Last week, President Obama presented Queen Elizabeth with a gift - an Apple iPod loaded with some music.
That caught the Electronic Frontier Foundation's attention:
Traditionally, it has been the job of the "first sale" doctrine to enable gift giving -- that's the provision of copyright law that entitles the owner of a CD, book, or other copyrighted work, to give it away (or resell it, for that matter), notwithstanding the copyright owner's exclusive right of distribution.
In the digital era, however, first sale has been under siege, with copyright owners (and even the Copyright Office) arguing that it has no place in a world where "ownership" has been replaced by "licenses" and hand-to-hand exchanges have been replaced by computer-mediated exchanges that necessarily make copies.
So what does this have to do with Barack and Elizabeth?
If he'd simply purchased a "greatest hits" CD of show tunes and given it to the Queen, the first sale doctrine would have taken care of it. But because digital technology is involved here, suddenly it's a legal quagmire.
Are we getting into minutiae here? The Open Rights Group weighed in:
[N]obody in their right minds takes this sort of copyright infringement seriously. Except of course lawyers who construct 9,000 word legal contracts for iTunes, and rights holders, who resist legal change as a sort of bargaining chip to extract other concessions, like online enforcement, or levies on tapes, CDs or hard drives.
And the fact that Barack and Elizabeth are citizens of two different countries complicates matters.
We asked our legal experts for a quick opinion as to whether the Queen and Obama were infringing copyright.
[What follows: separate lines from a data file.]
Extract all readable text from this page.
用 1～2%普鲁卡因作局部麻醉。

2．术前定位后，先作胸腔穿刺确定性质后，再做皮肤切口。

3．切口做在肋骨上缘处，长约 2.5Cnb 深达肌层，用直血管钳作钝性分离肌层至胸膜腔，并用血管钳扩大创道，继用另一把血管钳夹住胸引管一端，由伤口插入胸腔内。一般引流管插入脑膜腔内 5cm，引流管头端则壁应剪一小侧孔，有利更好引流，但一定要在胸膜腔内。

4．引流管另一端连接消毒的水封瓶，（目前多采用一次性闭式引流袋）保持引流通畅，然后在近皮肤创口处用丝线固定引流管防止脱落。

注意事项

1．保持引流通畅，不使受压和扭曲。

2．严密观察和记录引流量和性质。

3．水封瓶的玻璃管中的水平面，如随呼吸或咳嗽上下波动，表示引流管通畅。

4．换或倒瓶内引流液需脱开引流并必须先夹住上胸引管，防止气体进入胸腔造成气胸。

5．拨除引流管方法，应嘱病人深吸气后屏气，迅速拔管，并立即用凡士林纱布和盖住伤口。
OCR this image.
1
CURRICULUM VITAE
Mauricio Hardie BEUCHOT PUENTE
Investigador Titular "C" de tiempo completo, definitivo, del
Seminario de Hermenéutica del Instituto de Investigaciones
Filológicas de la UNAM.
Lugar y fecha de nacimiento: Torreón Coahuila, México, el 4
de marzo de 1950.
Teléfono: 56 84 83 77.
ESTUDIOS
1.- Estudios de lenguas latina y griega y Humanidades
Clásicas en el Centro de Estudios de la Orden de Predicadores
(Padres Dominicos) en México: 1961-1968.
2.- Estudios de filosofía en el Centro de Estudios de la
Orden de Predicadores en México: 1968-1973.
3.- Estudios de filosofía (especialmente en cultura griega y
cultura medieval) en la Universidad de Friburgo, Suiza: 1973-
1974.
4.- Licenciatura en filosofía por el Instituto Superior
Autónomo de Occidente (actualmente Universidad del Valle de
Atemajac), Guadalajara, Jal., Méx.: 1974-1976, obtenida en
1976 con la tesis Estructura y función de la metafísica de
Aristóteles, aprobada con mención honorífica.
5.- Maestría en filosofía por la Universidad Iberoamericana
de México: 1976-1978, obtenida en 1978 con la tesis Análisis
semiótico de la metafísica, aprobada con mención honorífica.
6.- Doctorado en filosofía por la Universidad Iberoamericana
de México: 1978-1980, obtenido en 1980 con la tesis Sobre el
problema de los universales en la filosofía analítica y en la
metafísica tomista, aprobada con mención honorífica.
It’s very unclear. Did Obama buy her a CD, and transfer the songs? In the UK, that would be a infringement, but not in the US.
Does the US iTunes Store allow you to buy songs in the US and give them to a UK user? Probably not, but you have to wade through the 9,000 word contract to find out.
OK, now let's throw this into the mix - what if the Queen decides to RE-gift the iPod to one of her grandsons?